Should it just be like:
Please note this is just for testing:
quickstart/sample_data.tsv file:
name lastname email time Bob Jones bobj@gmail.com 1468839687 Billy Jones BillyJ@gmail.com 1468839769
Where this part is my dimensions: name lastname email
And this part is my actual data: Bob Jones bobj@gmail.com 1468839687 Billy Jones BillyJ@gmail.com 1468839769
{
"type" : "index_hadoop",
"spec" : {
"ioConfig" : {
"type" : "hadoop",
"inputSpec" : {
"type" : "static",
"paths" : "quickstart/sample_data.tsv"
}
},
"dataSchema" : {
"dataSource" : "local",
"granularitySpec" : {
"type" : "uniform",
"segmentGranularity" : "hour",
"queryGranularity" : "none",
"intervals" : ["2016-07-18/2016-07-18"]
},
"parser" : {
"type" : "string",
"parseSpec" : {
"format" : "tsv",
"dimensionsSpec" : {
"dimensions" : [
"name",
"lastname",
"email"
]
},
"timestampSpec" : {
"format" : "auto",
"column" : "time"
}
}
},
"metricsSpec" : [
{
"name" : "count",
"type" : "count"
},
{
"name" : "added",
"type" : "longSum",
"fieldName" : "deleted"
}
]
}
}
}
I had some questions about my spec file as well since I was not able to find the answers to them on the doc.

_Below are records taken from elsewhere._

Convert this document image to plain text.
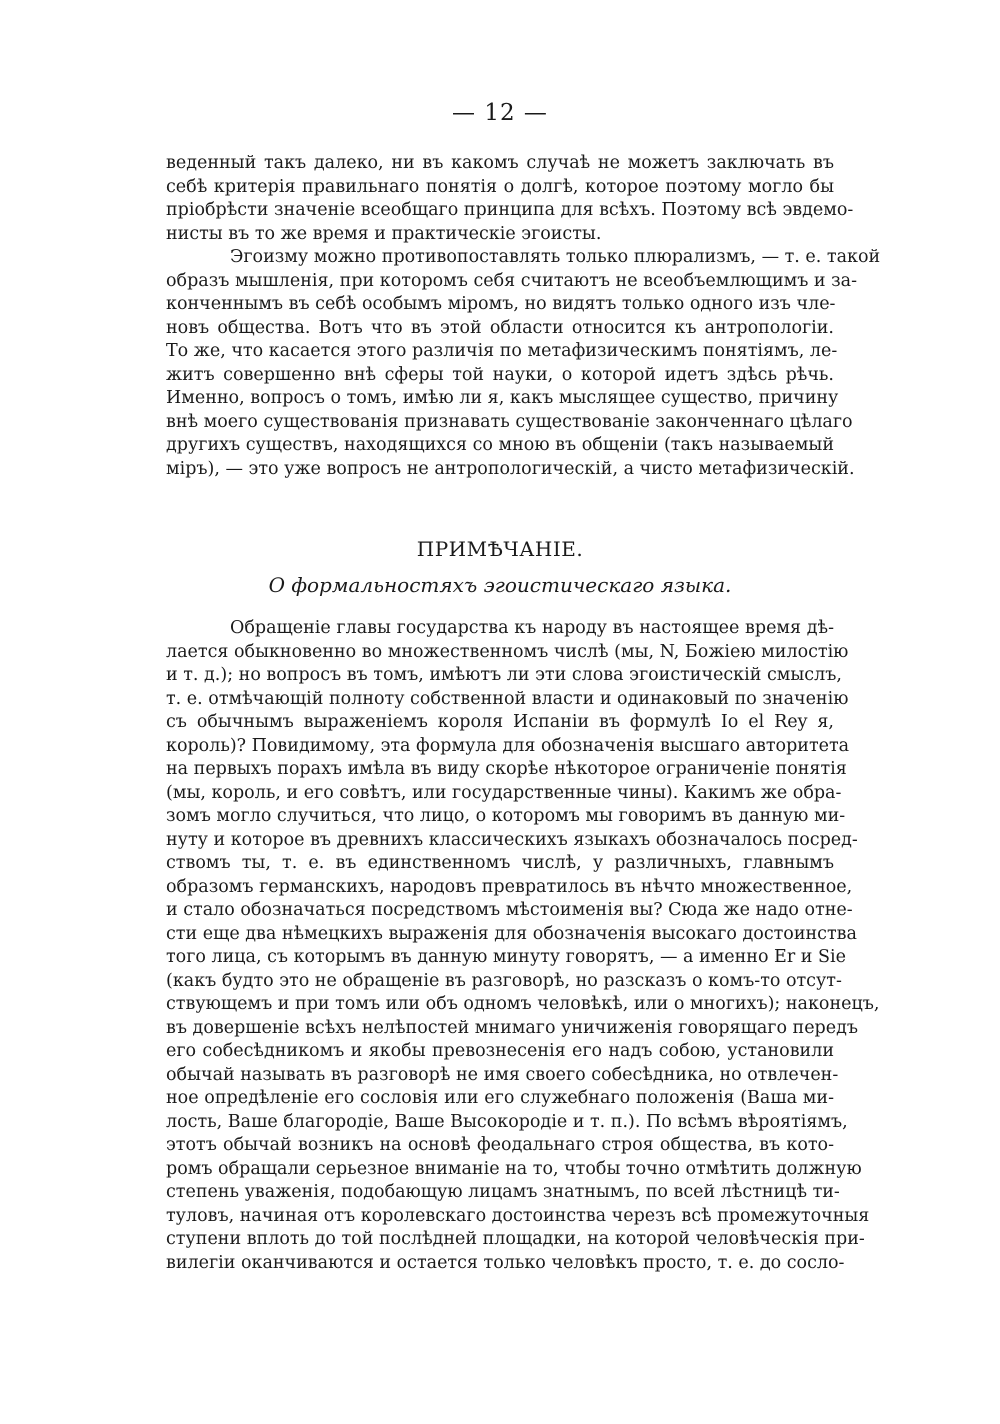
— 12 —
веденный такъ далеко, ни въ какомъ случаѣ не можетъ заключать въ
себѣ критерія правильнаго понятія о долгѣ, которое поэтому могло бы
пріобрѣсти значеніе всеобщаго принципа для всѣхъ. Поэтому всѣ эвдемо-
нисты въ то же время и практическіе эгоисты.
Эгоизму можно противопоставлять только плюрализмъ, — т. е. такой
образъ мышленія, при которомъ себя считаютъ не всеобъемлющимъ и за-
конченнымъ въ себѣ особымъ міромъ, но видятъ только одного изъ чле-
новъ общества. Вотъ что въ этой области относится къ антропологіи.
То же, что касается этого различія по метафизическимъ понятіямъ, ле-
житъ совершенно внѣ сферы той науки, о которой идетъ здѣсь рѣчь.
Именно, вопросъ о томъ, имѣю ли я, какъ мыслящее существо, причину
внѣ моего существованія признавать существованіе законченнаго цѣлаго
другихъ существъ, находящихся со мною въ общеніи (такъ называемый
міръ), — это уже вопросъ не антропологическій, а чисто метафизическій.
ПРИМѢЧАНІЕ.
О формальностяхъ эгоистическаго языка.
Обращеніе главы государства къ народу въ настоящее время дѣ-
лается обыкновенно во множественномъ числѣ (мы, N, Божіею милостію
и т. д.); но вопросъ въ томъ, имѣютъ ли эти слова эгоистическій смыслъ,
т. е. отмѣчающій полноту собственной власти и одинаковый по значенію
съ обычнымъ выраженіемъ короля Испаніи въ формулѣ Io el Rey я,
король)? Повидимому, эта формула для обозначенія высшаго авторитета
на первыхъ порахъ имѣла въ виду скорѣе нѣкоторое ограниченіе понятія
(мы, король, и его совѣтъ, или государственные чины). Какимъ же обра-
зомъ могло случиться, что лицо, о которомъ мы говоримъ въ данную ми-
нуту и которое въ древнихъ классическихъ языкахъ обозначалось посред-
ствомъ ты, т. е. въ единственномъ числѣ, у различныхъ, главнымъ
образомъ германскихъ, народовъ превратилось въ нѣчто множественное,
и стало обозначаться посредствомъ мѣстоименія вы? Сюда же надо отне-
сти еще два нѣмецкихъ выраженія для обозначенія высокаго достоинства
того лица, съ которымъ въ данную минуту говорятъ, — а именно Er и Sie
(какъ будто это не обращеніе въ разговорѣ, но разсказъ о комъ-то отсут-
ствующемъ и при томъ или объ одномъ человѣкѣ, или о многихъ); наконецъ,
въ довершеніе всѣхъ нелѣпостей мнимаго уничиженія говорящаго передъ
его собесѣдникомъ и якобы превознесенія его надъ собою, установили
обычай называть въ разговорѣ не имя своего собесѣдника, но отвлечен-
ное опредѣленіе его сословія или его служебнаго положенія (Ваша ми-
лость, Ваше благородіе, Ваше Высокородіе и т. п.). По всѣмъ вѣроятіямъ,
этотъ обычай возникъ на основѣ феодальнаго строя общества, въ кото-
ромъ обращали серьезное вниманіе на то, чтобы точно отмѣтить должную
степень уваженія, подобающую лицамъ знатнымъ, по всей лѣстницѣ ти-
туловъ, начиная отъ королевскаго достоинства черезъ всѣ промежуточныя
ступени вплоть до той послѣдней площадки, на которой человѣческія при-
вилегіи оканчиваются и остается только человѣкъ просто, т. е. до сосло-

I would appreciate it if someone can answer them for me :)!
1)
I noticed in the example spec they added the line "type" : "index_hadoop" at the very top. What would I put for the type if I am ingesting a TSV file from my local computer in the quickstart directory? Also where can I read about the different values I should put for this "type" key in the docs? I didn't get a explanation for that.
2)
Again there is a type variable in the ioConfig: "type" : "hadoop". What would I put for the type if I am ingesting a TSV file from my local computer in the quickstart directory?
3)
For the timestampSpec, the time in my TSV file is in GMT. Is there any way I can use this as the format. Since I read you should convert it to UTC and is there a way to convert to UTC during the process of posting the data to the Overlord? Or will I have to change all of those GMT time formats to UTC similar to this: "time":"2015-09-12T00:46:58.771Z".